In 2007, according to
the Bureau of Public Service Reform (BPSR), the Integrated Payroll and
Personnel Information System (IPPIS) project, a World Bank–assisted programme
of the Federal Government’s Economic Reforms and Governance Project (ERGP), was
instituted to provide a reliable and comprehensive database for the public
service, facilitate manpower planning, eliminate record and payroll frauds,
facilitate easy storage, update and retrieve personnel records for
administrative and pension processes and facilitate staff remuneration payment
with minimal waste and leakages.
National Mirror
reported on its website on July 03, 2013 that, since the commencement of the
project, successes recorded include the streamlining of payroll and personnel
processes; personnel budget now based on actual as against estimate
projections; prompt deduction and remittance of money to all third party funds,
such as the Pension Fund Administration, National Health Insurance Scheme etc.,
as well as saving funds recovered from the ghost worker syndrome dogging the
nation’s public service.
The news medium further
related that, according to reports, FG for example, made a savings of N4.4
billion in the 2007/2008 fiscal year from the IPPIS project. The said amount
represents the difference between the budgeted personnel cost estimates of just
seven ministries, departments and agencies (MDAs) and the actual personnel
costs paid during the period under reference. Then, it was allegedly discovered
that, the Nigerian Customs Service (NCS) harboured about 10,000 ghost workers
on its payroll, while the prostrate Nigerian Telecommunications Limited (NITEL)

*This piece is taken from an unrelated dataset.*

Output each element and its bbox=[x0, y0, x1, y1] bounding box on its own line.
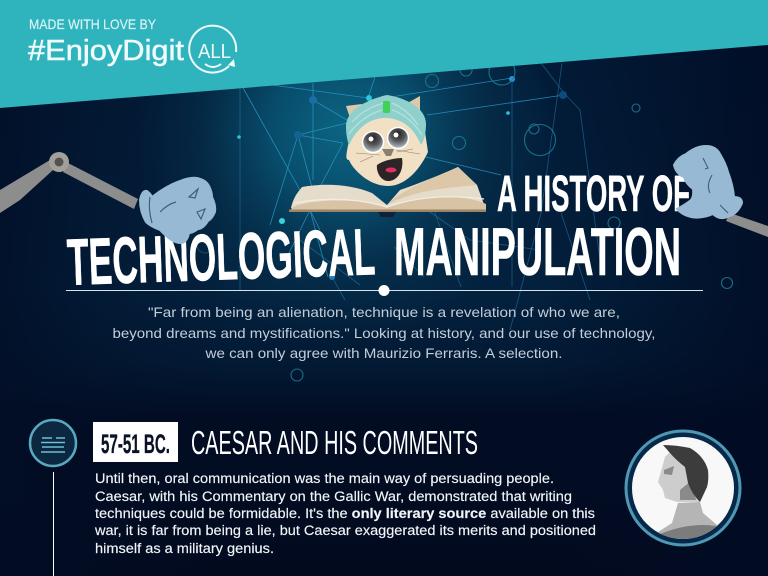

frittered away N2 billion annually using ghost workers as cover.
Earlier in 2013, in
February 14, 2013, the Punch reported that the former Minister of State for
Finance, Dr. Yerima Ngama, while briefing journalists on the outcome of the
weekly Federal Executive Council presided over by President Goodluck Jonathan
on the 13th of February, 2013, related that the Federal Government had so far
uncovered 45,000 ghost workers in 215 Ministries, Departments and Agencies
where the finance ministry had already introduced the IPPIS and that about
N100billion was already saved in form of salary bill.
Within 2013 and prior
the exit of the Jonathan administration, about 63,000 ghost workers have
purportedly been uncovered saving the federal government billions of Naira. The
Punch reported on 17th February, 2015 that at a lecture organised by the
Catholic Caritas Foundation of Nigeria, an organ of the Catholic Bishops
Conference of Nigeria with the theme, ‘Preventing leakages in the Nigerian
Economy’, in February 2015, the former Minister of Finance and Coordinating
Minister of the Economy, Dr. Ngozi Okonjo-Iweala, allegedly stated that, the
Federal Government uncovered 62,892 ghost workers and as a result, the exercise
saved the government over N208.7billion.
However, despite claims
by the previous administration of saving the enormous cash from the scam, the
Jonathan administration failed to punish those behind it. Premium Times on June
29, 2015, while giving a report on the Ahmed Joda transition committee’s
recommendations to President Buhari, stated that Dr. Ngozi Okonjo-Iweala
supposedly claimed that, the case had been transferred to the Independent
Corrupt Practices and other Related Offences Commission (ICPC) alongside names
of indicted officials but the anti-graft body reportedly repeatedly refuted
this.
Let us bear in mind
that the monumental ghost-worker sleaze bug is not only eating the fabrics of
the civil service of the Federal Government alone but virtually all states in
the country are afflicted with this bug. Failure to retrieve criminally
acquired resources and punish perpetrators of this act is capable of embolden
others in devising new criminal means of pilfering state resources.
We hereby request that
your Commission investigate and prosecute the kingpins and field officers
involved in this act of ghost worker scam across the Federal civil service as
reported by the former minister of finance. The ex-minister should be promptly
invited to provide insight into the matter, with information allegedly
forwarded to the ICPC supplied for necessary action.